As a retiree I am always looking for high income opportunities. Most of my portfolio is held in an IRA account so I do not have extensive experience with municipal bonds. However, I understand that many retirees have taxable account and I have received several requests to analyze the risk versus rewards of this asset class. This article reviews several popular municipal bond Closed-end funds (CEFs) to determine their relative performance in terms of risk-adjusted return.
Municipal bonds are issued by local governments and associated agencies including state, cities, counties, public utilities, school districts and redevelopment entities. The bonds may be general obligations (not tied to a particular income stream) or bonds secured by specific revenues. Typically municipal bonds are exempt from Federal Income tax and some may also be exempt from state taxes. This makes this asset class attractive to investors in higher tax brackets.
It should be noted that if municipal bonds are sold to finance "private activities" such as airports and some housing agencies, these bonds may be subject to the Alternative Minimum Tax (AMT). AMT is a special way to compute taxes by eliminating some deductions and credits. The bonds associated with AMT typically pay higher yields to compensate the buyer for the potential taxable risk.
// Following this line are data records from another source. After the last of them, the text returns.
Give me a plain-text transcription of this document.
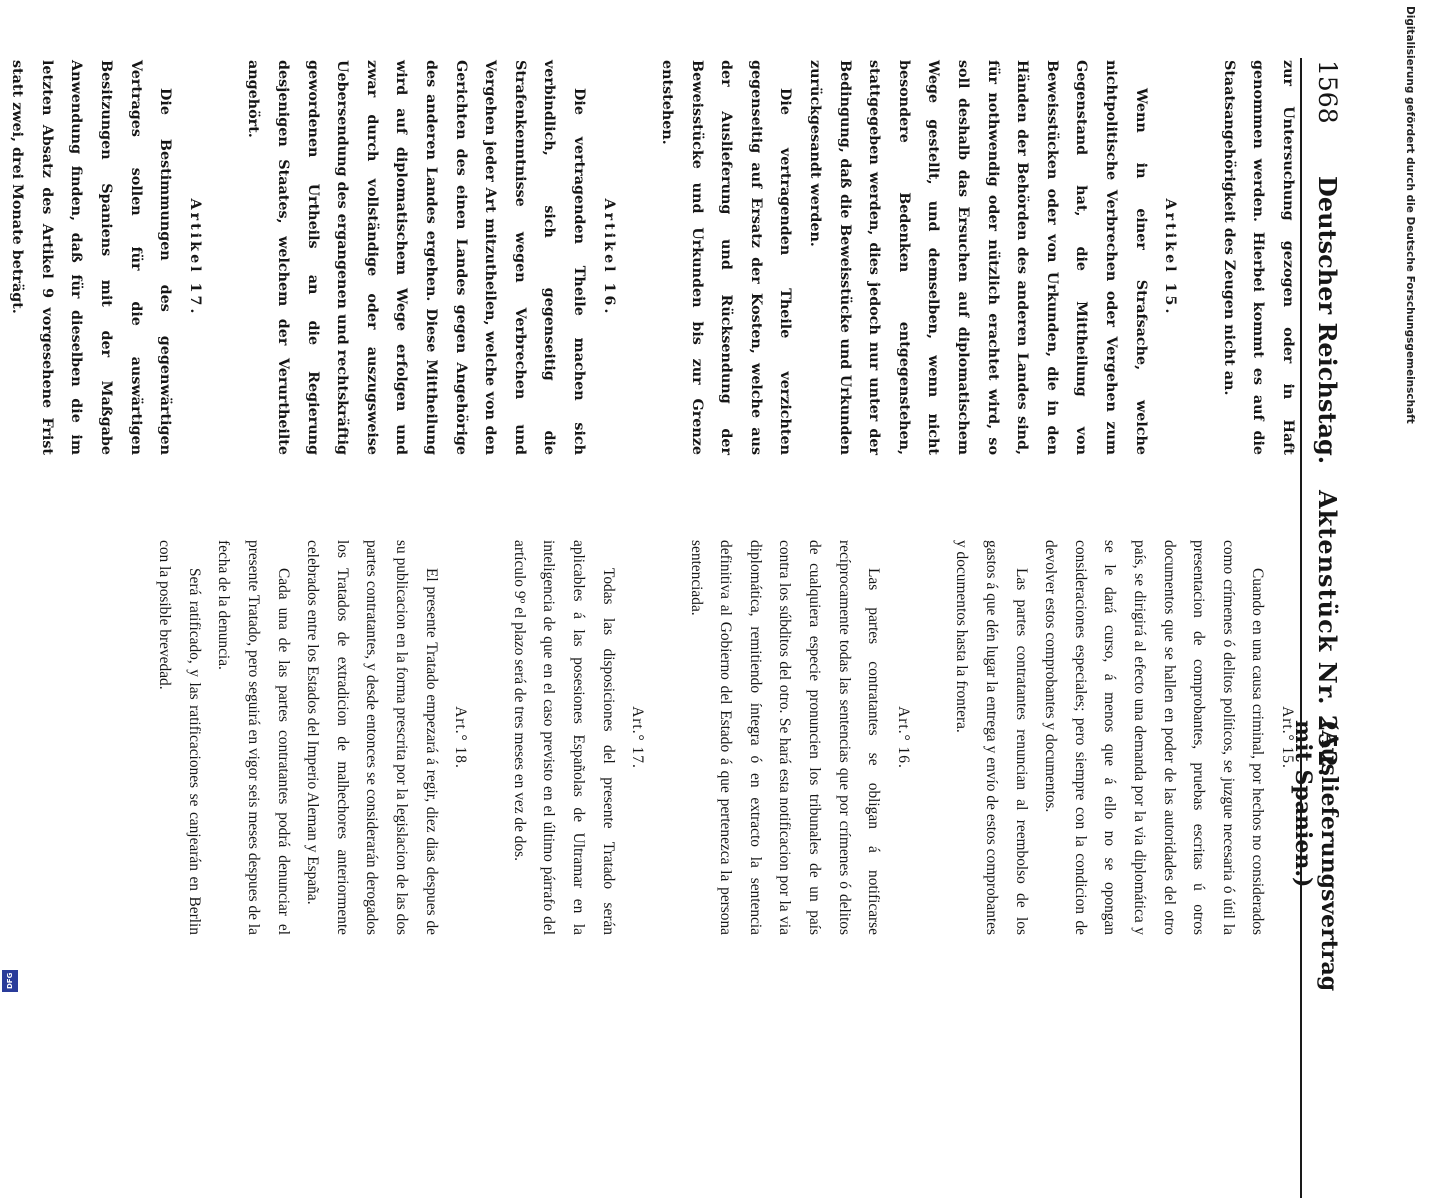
Digitalisierung gefördert durch die Deutsche Forschungsgemeinschaft
1568
Deutscher Reichstag.
Aktenstück Nr. 252.
(Auslieferungsvertrag mit Spanien.)

zur Untersuchung gezogen oder in Haft genommen werden. Hierbei kommt es auf die Staatsangehörigkeit des Zeugen nicht an.

Artikel 15.

Wenn in einer Strafsache, welche nichtpolitische Verbrechen oder Vergehen zum Gegenstand hat, die Mittheilung von Beweisstücken oder von Urkunden, die in den Händen der Behörden des anderen Landes sind, für nothwendig oder nützlich erachtet wird, so soll deshalb das Ersuchen auf diplomatischem Wege gestellt, und demselben, wenn nicht besondere Bedenken entgegenstehen, stattgegeben werden, dies jedoch nur unter der Bedingung, daß die Beweisstücke und Urkunden zurückgesandt werden.

Die vertragenden Theile verzichten gegenseitig auf Ersatz der Kosten, welche aus der Auslieferung und Rücksendung der Beweisstücke und Urkunden bis zur Grenze entstehen.

Artikel 16.

Die vertragenden Theile machen sich verbindlich, sich gegenseitig die Strafenkenntnisse wegen Verbrechen und Vergehen jeder Art mitzutheilen, welche von den Gerichten des einen Landes gegen Angehörige des anderen Landes ergehen. Diese Mittheilung wird auf diplomatischem Wege erfolgen und zwar durch vollständige oder auszugsweise Uebersendung des ergangenen und rechtskräftig gewordenen Urtheils an die Regierung desjenigen Staates, welchem der Verurtheilte angehört.

Artikel 17.

Die Bestimmungen des gegenwärtigen Vertrages sollen für die auswärtigen Besitzungen Spaniens mit der Maßgabe Anwendung finden, daß für dieselben die im letzten Absatz des Artikel 9 vorgesehene Frist statt zwei, drei Monate beträgt.

Art.° 15.

Cuando en una causa criminal, por hechos no considerados como crímenes ó delitos políticos, se juzgue necesaria ó útil la presentacion de comprobantes, pruebas escritas ú otros documentos que se hallen en poder de las autoridades del otro país, se dirigirá al efecto una demanda por la via diplomática y se le dará curso, á menos que á ello no se opongan consideraciones especiales; pero siempre con la condicion de devolver estos comprobantes y documentos.

Las partes contratantes renuncian al reembolso de los gastos á que dén lugar la entrega y envío de estos comprobantes y documentos hasta la frontera.

Art.° 16.

Las partes contratantes se obligan á notificarse recíprocamente todas las sentencias que por crímenes ó delitos de cualquiera especie pronuncien los tribunales de un país contra los súbditos del otro. Se hará esta notificacion por la via diplomática, remitiendo íntegra ó en extracto la sentencia definitiva al Gobierno del Estado á que pertenezca la persona sentenciada.

Art.° 17.

Todas las disposiciones del presente Tratado serán aplicables á las posesiones Españolas de Ultramar en la inteligencia de que en el caso previsto en el último párrafo del artículo 9º el plazo será de tres meses en vez de dos.

Art.° 18.

El presente Tratado empezará á regir, diez dias despues de su publicacion en la forma prescrita por la legislacion de las dos partes contratantes, y desde entonces se considerarán derogados los Tratados de extradicion de malhechores anteriormente celebrados entre los Estados del Imperio Aleman y España.

Cada una de las partes contratantes podrá denunciar el presente Tratado, pero seguirá en vigor seis meses despues de la fecha de la denuncia.

Será ratificado, y las ratificaciones se canjearán en Berlin con la posible brevedad.

DFG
Historically, municipal bonds have a low rate of default but municipalities have been in a difficult position since the 2008 financial crisis. Some of the rating agencies issued "negative outlooks" on some municipalities in 2013, which, coupled with the potential for higher interest rates, resulted in a sell-off of muni-related assets in 2013. The filing for bankruptcy by Detroit, Michigan, also has a chilling effect. Closed-end funds (CEFs) were hit even harder due to their use of leverage and price discounts generally widened. The market is expected to improve this year so now may be a good time to consider this asset class.
Another important metric when investing in bonds is an assessment of the effective duration. Duration is a term that helps you to understand the interest rate risks. Duration is different than the maturity - maturity indicates how long a bond will be in existence. For instance, if you buy a 10-year bond, the principal will be repaid at the end of 10 years and the maturity is said to be 10 years. Duration is a more complicated concept. Mathematically, duration is a complex formula that represents the weighted average of the time it takes the cash flow from the bond (including the final par value payment) to reimburse the price of the bond. If a bond pays interest at set intervals, the duration is always less than the maturity.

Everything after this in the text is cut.